No meio de tanta previsão ruim, há pelo menos uma notícia boa. “Ainda estamos em tempo de reverter o atual cenário”, pondera Alberto Pacheco Capella, representante do Programa da ONU para o Meio Ambiente no Brasil (PNUMA). “Mas a janela de oportunidade está se fechando”. Capella sugere: reduzir o consumo de energia elétrica, dar preferência ao transporte público (um ônibus tira 30 carros da rua) e praticar a reciclagem de resíduos e materiais. No caso do transporte, fazer de bicicleta o trajeto que faria de carro ou optar por viagens coletivas – a chamada “carona solidária”. “Ainda que as principais ações sejam de responsabilidade dos governos, cada um de nós pode contribuir adotando hábitos mais sustentáveis”, diz o porta-voz da PNUMA.

Já Jorge Meza, representante da FAO, recomenda evitar o desperdício de alimentos: “Uma sugestão é comprá-los e consumi-los em quantidades adequadas. Outra é reutilizá-los e, se necessário, até doá-los antes que pereçam”. Cerca de 1,4 bilhão de toneladas de comida, segundo estimativas do órgão, são desperdiçadas por ano.
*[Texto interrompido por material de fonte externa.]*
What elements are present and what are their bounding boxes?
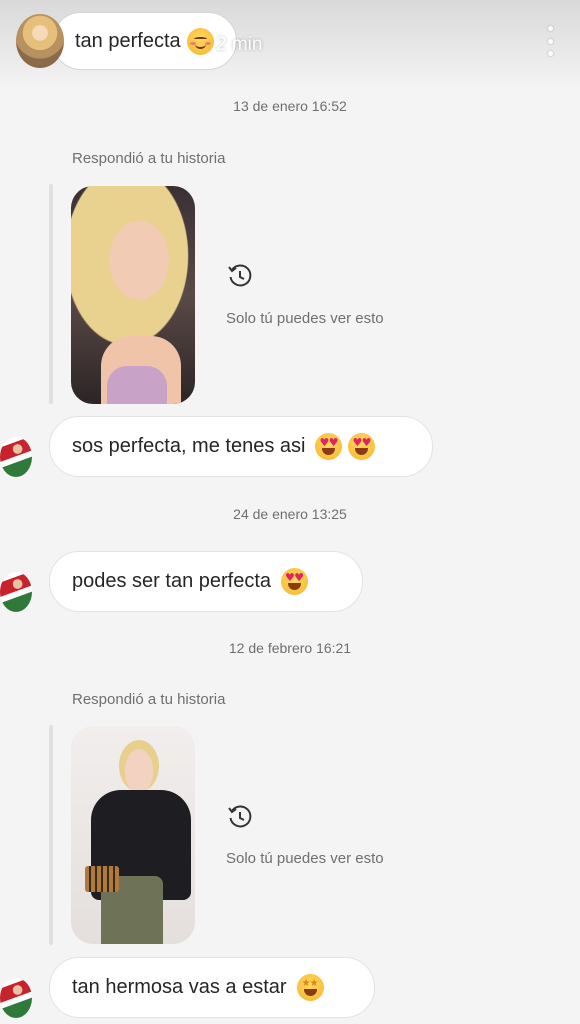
only-you-can-see-note: Solo tú puedes ver esto: [226, 850, 384, 867]
story-header: 2 min: [16, 14, 564, 70]
heart-eyes-icon: [348, 433, 376, 460]
timestamp: 13 de enero 16:52: [233, 98, 347, 114]
story-thumbnail[interactable]: [71, 726, 195, 944]
timestamp: 24 de enero 13:25: [233, 506, 347, 522]
reply-quote-bar: [49, 725, 53, 945]
dm-thread-screenshot: 2 min tan perfecta 13 de enero 16:52 Res…: [0, 0, 580, 1024]
message-bubble[interactable]: sos perfecta, me tenes asi: [49, 416, 433, 477]
replied-to-story-label: Respondió a tu historia: [72, 691, 226, 708]
heart-eyes-icon: [281, 568, 309, 595]
message-text: sos perfecta, me tenes asi: [72, 435, 306, 457]
heart-eyes-icon: [315, 433, 343, 460]
sender-avatar[interactable]: [0, 437, 32, 477]
story-time-ago: 2 min: [216, 34, 263, 55]
history-icon: [228, 264, 252, 287]
timestamp: 12 de febrero 16:21: [228, 640, 352, 656]
replied-to-story-label: Respondió a tu historia: [72, 150, 226, 167]
sender-avatar[interactable]: [0, 572, 32, 612]
history-icon: [228, 805, 252, 828]
only-you-can-see-note: Solo tú puedes ver esto: [226, 310, 384, 327]
message-text: tan hermosa vas a estar: [72, 976, 287, 998]
message-bubble[interactable]: podes ser tan perfecta: [49, 551, 363, 612]
message-text: podes ser tan perfecta: [72, 570, 272, 592]
story-thumbnail[interactable]: [71, 186, 195, 404]
star-struck-icon: [296, 974, 324, 1001]
message-bubble[interactable]: tan hermosa vas a estar: [49, 957, 375, 1018]
story-owner-avatar[interactable]: [16, 14, 64, 68]
more-options-icon[interactable]: [544, 26, 556, 56]
reply-quote-bar: [49, 184, 53, 404]
sender-avatar[interactable]: [0, 978, 32, 1018]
Outras práticas recomendadas: comer alimentos da estação, plantar os próprios alimentos e reduzir o consumo de carne. A título de comparação, a “pegada hídrica” da carne é de 15.415 litros de água por quilo produzido enquanto o do frango é de “apenas” 4.325 litros. Outros exemplos: pão (1.608 litros), leite (1.020 litros) e banana (790 litros). É importante também evitar o desperdício de água. Apenas 2,5% da água do planeta é potável.

Na opinião de Márcio Astrini, do Observatório do Clima, todas essas ações são urgentes e necessárias. Mas, a maior urgência é votar em políticos que tenham propostas que favoreçam o meio ambiente. “Precisamos aprender a separar aqueles que trazem soluções dos que só apresentam problemas. Então, escolher bem os nossos representantes é um ótimo primeiro passo”.